ノブをまわすと

その日観た映画や、演劇をはじめとした舞台公演に、ちょっとした感想でも。

「ろくでなし啄木」

ろくでなし啄木 [DVD]
日本/'11年公演/三谷幸喜作・演出


うらびれた温泉宿に訪れた3人の男女の駆け引きを通して早世の詩人石川啄木人間性の片鱗を焙り出す。三谷幸喜生誕50周年と銘打たれた2011年の製作です。
近年の三谷作品らしい人間ドラマでありながらミステリー要素が強い一作。
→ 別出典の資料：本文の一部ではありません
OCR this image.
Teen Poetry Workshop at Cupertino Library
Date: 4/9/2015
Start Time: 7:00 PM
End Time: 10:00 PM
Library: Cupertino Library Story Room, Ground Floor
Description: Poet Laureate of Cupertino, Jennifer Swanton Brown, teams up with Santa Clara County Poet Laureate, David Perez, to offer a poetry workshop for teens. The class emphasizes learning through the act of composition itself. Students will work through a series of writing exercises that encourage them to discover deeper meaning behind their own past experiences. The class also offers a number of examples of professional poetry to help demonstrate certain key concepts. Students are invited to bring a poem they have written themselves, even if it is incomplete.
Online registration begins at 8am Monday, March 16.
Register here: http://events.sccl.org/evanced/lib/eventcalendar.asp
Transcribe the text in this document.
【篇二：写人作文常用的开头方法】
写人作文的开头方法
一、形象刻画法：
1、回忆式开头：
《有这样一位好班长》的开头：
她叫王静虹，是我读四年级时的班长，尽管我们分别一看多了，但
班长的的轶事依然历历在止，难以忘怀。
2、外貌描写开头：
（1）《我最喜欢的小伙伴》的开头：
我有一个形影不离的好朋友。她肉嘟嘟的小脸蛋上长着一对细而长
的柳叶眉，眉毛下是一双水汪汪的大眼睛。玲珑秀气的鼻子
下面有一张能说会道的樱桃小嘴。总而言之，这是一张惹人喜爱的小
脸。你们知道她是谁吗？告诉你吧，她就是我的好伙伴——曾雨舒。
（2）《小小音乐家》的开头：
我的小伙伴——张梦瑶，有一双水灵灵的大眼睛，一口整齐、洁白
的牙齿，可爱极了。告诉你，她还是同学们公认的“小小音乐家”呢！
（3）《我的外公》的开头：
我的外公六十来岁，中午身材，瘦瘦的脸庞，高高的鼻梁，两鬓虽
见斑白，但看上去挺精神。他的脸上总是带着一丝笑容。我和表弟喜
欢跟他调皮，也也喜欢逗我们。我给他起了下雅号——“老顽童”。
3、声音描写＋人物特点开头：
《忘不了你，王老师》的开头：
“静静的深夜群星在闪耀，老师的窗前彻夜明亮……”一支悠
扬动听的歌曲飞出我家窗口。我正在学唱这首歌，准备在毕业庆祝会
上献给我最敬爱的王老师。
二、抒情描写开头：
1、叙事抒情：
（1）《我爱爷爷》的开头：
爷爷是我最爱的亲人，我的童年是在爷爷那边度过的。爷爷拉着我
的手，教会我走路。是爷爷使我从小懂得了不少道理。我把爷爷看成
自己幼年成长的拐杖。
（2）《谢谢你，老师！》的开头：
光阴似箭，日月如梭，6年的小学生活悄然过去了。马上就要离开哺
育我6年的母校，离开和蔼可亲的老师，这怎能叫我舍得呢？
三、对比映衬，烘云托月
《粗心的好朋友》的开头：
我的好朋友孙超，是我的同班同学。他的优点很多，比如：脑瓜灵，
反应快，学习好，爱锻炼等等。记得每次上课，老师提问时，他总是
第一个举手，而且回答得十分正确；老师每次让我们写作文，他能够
とある一夜に何が起こったのか、前半では啄木の恋人目線からの出来事を描き、後半では友人のテキ屋から見た前半の裏側を描く。実際に表裏を舞台上に表出させた演出は少し惜しいなと思うところもあれど、表側も裏側も一側面でしかないという見方は大変面白かったです。この日を機に啄木が変わったんだというラストは解せない。
藤原竜也のおぼっちゃん感は最近のハード系よりも似合います。ただ中村勘太郎(現・勘九郎)もおぼっちゃん臭がするのでキャラ被りな印象。初舞台だという吹石一恵高畑淳子路線を狙える気がする。